During the unbroken shot, co-writer and director Alfonso Cuarón moves the camera where he pleases, keeping track not only of where everything is but what should be mirrored in a space helmet visor. The sequence is stunning, but it does more than impress technically; it pulls you into the vast, terrifying, three-dimensional emptiness of space, where you’ll spend the next 90-minutes praying for the rescue of the surviving astronauts.
The story never goes deeper than that. “Gravity” is, on its surface and to its core, a harrowing tale of the struggle of these two astronauts to survive. Do not dig for thematic substance. If you look, you’ll see irony in the shots of the astronauts stranded in a deadly vacuum while the vibrant blues and greens of Earth swallow them up, but that’s it. If there is a theme, maybe it’s that the thin ribbon of oxygen that sustains us is surrounded by infinite emptiness, and we should therefore take better care of our home.
The lack of subplots and secondary characters leaves viewers with Stone, the only onscreen presence for most of the movie. Cuarón never shows what’s taking place at Mission Control, but instead strands viewers in space with Bullock’s character. Stripping the story, cast, and setting down to its essentials has an immersive effect; you never leave the urgency of the moment, or are allowed to care about anything other than Stone making it to the end of the movie alive. If Stone doesn’t get to breathe, neither do you.

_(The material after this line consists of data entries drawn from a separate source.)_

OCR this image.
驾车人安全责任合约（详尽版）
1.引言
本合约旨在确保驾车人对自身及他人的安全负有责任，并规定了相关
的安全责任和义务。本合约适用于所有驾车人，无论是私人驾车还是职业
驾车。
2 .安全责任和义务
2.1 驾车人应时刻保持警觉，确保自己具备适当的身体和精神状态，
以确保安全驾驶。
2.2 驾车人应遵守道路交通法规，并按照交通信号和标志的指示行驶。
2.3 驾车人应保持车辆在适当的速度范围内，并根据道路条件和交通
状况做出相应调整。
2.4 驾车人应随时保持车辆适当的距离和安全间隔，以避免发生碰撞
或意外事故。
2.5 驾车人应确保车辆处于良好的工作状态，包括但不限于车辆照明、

This brings me to the 3D, which is the preferred way to see “Gravity”. (You should also see it on the largest possible screen.) I’m no astrophysicist, but the physics of movement in space seem to have been rendered as realistically as possible. Not only does Bullock spend the bulk of the movie in simulated zero-”Gravity”; so does the audience. The movement of the camera often replicates that of someone observing the action in space. That produces one sensation when the astronauts are casually drifting about, and another feeling entirely when Stone or Kowalski are struggling to grab hold of any piece of orbiting metal to keep from spinning into oblivion.
The fidelity of the visuals has no equal. “Avatar” set the standard for realism in 2009, and four years later, “Gravity” pushes it even further. I felt as though I was suspended in space, watching satellite debris rip the international space station into a million pieces as Stone desperately tries to enter an escape module.
Lastly, I should mention the audio. When “Alien” was released in 1979, ads proclaimed, “In space, no one can hear you scream,” as there’s nothing to carry sound. “Gravity” adheres to this truth in a way no other movie I have seen has. Most of the audio is what the astronauts would be hearing in their helmets, so as satellite debris is ripping a space station to pieces, the only sound to punctuate the drama is the music, which also is minimalistic. The most impressive moments aurally are those which suddenly have no sound, as when an astronaut is suddenly thrust from a vacuum chamber into dead space.
As “Gravity” ended and the credits rolled, the audience with which I watched the movie was silent. Then a woman in the back of the theater said, “That was amazing.” Moments later, I could hear several people echoing her thoughts. I said I would try to not hyperbolize, so I will resist the temptation to call “Gravity” a landmark achievement in cinema, and will instead echo the awestruck reaction of the woman: “It’s amazing.”
Four stars out of four. Rated PG-13 for intense perilous sequences, disturbing images, and brief strong language.